Islam, Gender, and Democracy in Comparative Perspective

Islam-Gender-and-Democracy-in-Comparative-Perspective

Islam, Gender, and Democracy in Comparative Perspective

Islam-Gender-and-Democracy-in-Comparative-Perspective

Edited by Jocelyne Cesari and José Casanova

Publisher: Oxford University Press (April 27, 2017)

The relationship between secularism, democracy, religion, and gender equality has been a complex one across Western democracies and still remains contested. When we turn to Muslim countries, the situation is even more multifaceted. In the views of many western commentators, the question of Women Rights is the litmus test for Muslim societies in the age of democracy and liberalism. Especially since the Arab Awakening, the issue is usually framed as the opposition between liberal advocates of secular democracy and religious opponents of women’s full equality.
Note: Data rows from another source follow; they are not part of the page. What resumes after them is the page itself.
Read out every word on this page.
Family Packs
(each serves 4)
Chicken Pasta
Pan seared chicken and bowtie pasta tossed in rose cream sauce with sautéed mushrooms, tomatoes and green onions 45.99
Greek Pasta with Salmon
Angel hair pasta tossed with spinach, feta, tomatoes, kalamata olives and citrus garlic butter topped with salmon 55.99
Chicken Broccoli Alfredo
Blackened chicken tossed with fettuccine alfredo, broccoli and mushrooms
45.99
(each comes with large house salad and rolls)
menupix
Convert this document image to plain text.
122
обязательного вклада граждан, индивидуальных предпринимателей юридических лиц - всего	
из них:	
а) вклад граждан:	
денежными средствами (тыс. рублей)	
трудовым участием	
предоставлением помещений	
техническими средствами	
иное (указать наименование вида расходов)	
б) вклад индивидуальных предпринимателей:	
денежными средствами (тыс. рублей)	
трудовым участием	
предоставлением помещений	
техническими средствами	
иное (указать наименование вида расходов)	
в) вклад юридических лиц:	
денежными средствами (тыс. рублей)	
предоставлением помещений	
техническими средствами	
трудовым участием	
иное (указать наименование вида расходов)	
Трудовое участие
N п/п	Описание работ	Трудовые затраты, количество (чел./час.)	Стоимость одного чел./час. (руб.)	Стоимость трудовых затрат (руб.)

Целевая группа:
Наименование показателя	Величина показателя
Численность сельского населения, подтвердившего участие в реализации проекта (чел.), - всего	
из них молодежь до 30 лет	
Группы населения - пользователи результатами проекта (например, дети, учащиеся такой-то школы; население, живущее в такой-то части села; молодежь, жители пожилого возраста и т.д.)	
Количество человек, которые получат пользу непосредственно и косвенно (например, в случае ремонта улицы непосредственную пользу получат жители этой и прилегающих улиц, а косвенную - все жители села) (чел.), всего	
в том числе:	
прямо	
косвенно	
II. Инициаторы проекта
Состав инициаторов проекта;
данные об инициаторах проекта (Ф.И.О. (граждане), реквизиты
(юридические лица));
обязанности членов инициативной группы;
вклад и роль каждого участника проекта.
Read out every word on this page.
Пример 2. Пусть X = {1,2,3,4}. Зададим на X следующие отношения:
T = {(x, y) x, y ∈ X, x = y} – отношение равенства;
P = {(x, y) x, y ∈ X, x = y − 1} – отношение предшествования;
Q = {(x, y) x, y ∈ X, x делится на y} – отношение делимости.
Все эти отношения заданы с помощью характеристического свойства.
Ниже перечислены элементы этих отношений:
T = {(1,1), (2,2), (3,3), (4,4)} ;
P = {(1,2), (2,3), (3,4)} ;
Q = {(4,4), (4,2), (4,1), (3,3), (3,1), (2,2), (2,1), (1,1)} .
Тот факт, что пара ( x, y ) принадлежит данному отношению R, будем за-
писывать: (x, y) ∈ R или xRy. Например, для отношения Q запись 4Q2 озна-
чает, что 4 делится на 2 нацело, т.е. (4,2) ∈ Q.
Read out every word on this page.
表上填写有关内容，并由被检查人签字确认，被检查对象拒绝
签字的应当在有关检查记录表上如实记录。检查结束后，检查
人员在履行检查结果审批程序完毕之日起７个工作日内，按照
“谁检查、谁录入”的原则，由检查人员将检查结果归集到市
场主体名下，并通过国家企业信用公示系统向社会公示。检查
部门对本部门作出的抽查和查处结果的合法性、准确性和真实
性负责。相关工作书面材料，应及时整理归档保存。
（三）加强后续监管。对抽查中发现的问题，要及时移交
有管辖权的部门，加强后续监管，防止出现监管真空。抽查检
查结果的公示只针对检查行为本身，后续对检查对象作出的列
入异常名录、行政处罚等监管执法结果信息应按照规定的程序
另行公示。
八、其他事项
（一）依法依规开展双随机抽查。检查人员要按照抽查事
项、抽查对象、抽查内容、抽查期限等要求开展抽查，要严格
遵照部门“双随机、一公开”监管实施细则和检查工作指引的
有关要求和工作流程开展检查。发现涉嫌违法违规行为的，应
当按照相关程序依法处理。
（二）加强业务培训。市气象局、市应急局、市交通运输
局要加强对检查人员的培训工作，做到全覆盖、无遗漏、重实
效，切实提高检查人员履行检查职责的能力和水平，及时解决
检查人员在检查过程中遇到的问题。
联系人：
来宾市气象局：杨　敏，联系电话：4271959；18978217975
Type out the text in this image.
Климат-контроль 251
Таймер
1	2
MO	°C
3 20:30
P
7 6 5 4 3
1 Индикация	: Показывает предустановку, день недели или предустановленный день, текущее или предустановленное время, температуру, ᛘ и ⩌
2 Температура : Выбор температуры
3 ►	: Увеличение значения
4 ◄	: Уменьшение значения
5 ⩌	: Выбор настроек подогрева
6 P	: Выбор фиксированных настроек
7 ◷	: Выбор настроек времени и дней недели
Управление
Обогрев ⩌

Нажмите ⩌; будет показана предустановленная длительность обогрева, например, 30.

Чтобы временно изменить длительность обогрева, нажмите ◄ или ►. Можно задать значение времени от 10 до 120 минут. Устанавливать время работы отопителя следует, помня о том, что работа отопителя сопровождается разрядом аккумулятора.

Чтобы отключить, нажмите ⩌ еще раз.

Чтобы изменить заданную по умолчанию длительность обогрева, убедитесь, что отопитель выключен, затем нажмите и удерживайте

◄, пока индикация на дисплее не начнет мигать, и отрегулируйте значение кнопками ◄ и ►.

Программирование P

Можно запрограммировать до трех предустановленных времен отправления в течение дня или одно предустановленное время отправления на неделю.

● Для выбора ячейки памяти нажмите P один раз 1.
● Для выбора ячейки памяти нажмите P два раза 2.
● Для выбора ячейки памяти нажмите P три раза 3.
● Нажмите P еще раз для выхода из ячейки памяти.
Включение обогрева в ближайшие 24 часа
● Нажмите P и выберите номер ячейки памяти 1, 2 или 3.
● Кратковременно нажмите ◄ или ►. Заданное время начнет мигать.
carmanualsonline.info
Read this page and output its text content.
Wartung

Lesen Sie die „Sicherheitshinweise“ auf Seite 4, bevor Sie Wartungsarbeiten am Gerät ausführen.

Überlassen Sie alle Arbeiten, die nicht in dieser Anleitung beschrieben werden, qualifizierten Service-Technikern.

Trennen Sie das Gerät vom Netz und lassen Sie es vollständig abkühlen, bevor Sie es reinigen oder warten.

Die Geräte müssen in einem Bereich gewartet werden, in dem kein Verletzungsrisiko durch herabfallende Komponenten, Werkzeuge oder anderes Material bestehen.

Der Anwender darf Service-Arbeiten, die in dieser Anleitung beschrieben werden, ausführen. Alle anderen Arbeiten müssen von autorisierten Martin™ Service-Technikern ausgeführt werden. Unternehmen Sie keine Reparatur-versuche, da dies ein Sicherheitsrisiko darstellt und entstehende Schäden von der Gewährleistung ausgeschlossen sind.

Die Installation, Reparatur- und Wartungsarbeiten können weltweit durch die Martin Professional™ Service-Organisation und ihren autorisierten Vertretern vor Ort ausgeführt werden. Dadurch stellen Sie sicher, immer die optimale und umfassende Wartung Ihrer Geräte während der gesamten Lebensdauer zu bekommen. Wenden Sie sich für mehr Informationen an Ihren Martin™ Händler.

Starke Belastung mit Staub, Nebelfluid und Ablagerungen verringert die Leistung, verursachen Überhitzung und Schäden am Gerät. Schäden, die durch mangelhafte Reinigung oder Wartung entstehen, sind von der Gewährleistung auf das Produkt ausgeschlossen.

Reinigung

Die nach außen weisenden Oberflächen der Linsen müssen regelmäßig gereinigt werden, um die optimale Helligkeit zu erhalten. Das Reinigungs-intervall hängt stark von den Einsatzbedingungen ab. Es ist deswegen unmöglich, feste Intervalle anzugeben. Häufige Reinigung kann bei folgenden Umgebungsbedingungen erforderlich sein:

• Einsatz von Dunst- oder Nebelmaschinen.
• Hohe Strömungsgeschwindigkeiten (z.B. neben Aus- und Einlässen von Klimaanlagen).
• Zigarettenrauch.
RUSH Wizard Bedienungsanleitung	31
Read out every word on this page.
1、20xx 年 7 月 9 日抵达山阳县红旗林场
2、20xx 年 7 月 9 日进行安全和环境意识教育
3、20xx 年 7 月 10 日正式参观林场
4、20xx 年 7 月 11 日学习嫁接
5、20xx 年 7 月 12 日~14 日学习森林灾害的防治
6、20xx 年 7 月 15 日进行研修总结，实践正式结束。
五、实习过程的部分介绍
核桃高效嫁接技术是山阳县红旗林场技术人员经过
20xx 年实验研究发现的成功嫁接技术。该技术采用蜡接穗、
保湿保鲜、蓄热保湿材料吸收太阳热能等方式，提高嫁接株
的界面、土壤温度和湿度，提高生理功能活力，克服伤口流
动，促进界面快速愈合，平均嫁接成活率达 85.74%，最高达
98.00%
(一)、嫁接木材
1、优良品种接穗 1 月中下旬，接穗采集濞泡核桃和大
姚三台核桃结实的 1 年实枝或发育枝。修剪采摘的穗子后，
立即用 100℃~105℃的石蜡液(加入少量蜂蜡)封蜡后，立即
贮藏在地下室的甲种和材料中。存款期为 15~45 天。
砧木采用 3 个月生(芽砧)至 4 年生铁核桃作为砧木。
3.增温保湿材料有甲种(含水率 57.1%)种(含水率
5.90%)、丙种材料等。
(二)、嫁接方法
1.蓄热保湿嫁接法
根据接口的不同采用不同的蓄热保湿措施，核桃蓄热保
Islam, Gender, and Democracy in Comparative Perspective critically re-engages this too simple binary opposition by reframing the debate around Islam and women’s rights within a broader comparative literature. Bringing together leading scholars from a range of disciplines, it examines the complex and contingent historical relationships between religion, secularism, democracy, law, and gender equality. Part One addresses the nexus of religion, law, gender, and democracy through different disciplinary perspectives (sociology, anthropology, political science, law). Part Two localizes the implementation of this nexus between law, gender, and democracy and provides contextualized responses to questions raised in Part One. The contributors explore the situation of Muslim women’s rights in minority conditions to shed light on the gender politics in the modernization of the nation and to ponder on the role of Islam in gender inequality across different Muslim countries.

Table of Contents

Introduction, Jocelyne Cesari and Jose Casanova

  • Part I: The Nexus of Religion, Gender, and Democracy

1: State, Islam, and Gender Politics, Jocelyne Cesari

2: Catholicism, Gender, Secularism, and Democracy: Comparative Reflections, Jose Casanova

3: Secularism, Gender Inequality, and the French State, Joan W. Scott

4: Islamic Law and Muslim Women in Modern Indonesia, Robert Hefner

5: Islamic Feminism: National and Transnational Dimensions, Suzanne Shroter

  • Part II: Localizing the Interplays between Gender, Law, and Democracy in Different National Contexts

6: Gender Roles and Political, Social, and Economic Change in Bangladesh and Senegal, Katherine Marshall

7: Reforming Muslim Family Laws in Non-Muslim Democracies: Understanding the Role of Civil Courts as Agents of Social and Legal Change, Yüksel Sezgin

8: Law, Gender, and Nation: Muslim Women and the Discontents of Legal Pluralism in India, Vrinda Narain

9: Islam, Gender, and Democracy in Iran, Ziba Mir-Hosseini

10: Women s Rights and Democratization in Morocco and Tunisia, Valentine Moghadam

11: Making Spaces in Malaysia: Women s Rights and New Muslim Religiosities, Maila Stivens

Conclusion, Jose Casanova and Jocelyn Cesari

About Authors

Jocelyne Cesari is Professor of Religion and Politics at the University of Birmingham and Senior Research fellow at Georgetown University’s Berkley Center where she directs the Islam in World Politics Program. She is an adjunct Professor at the Harvard Divinity School and directs the interfaculty Program on Islam in the West at Harvard University.

Jose Casanova is Professor at the Department of Sociology at Georgetown University, and heads the Berkley Center’s Program on Globalization, Religion, and the Secular. He has published works in a broad range of subjects, including religion and globalization, migration and religious pluralism, transnational religions, and sociological theory.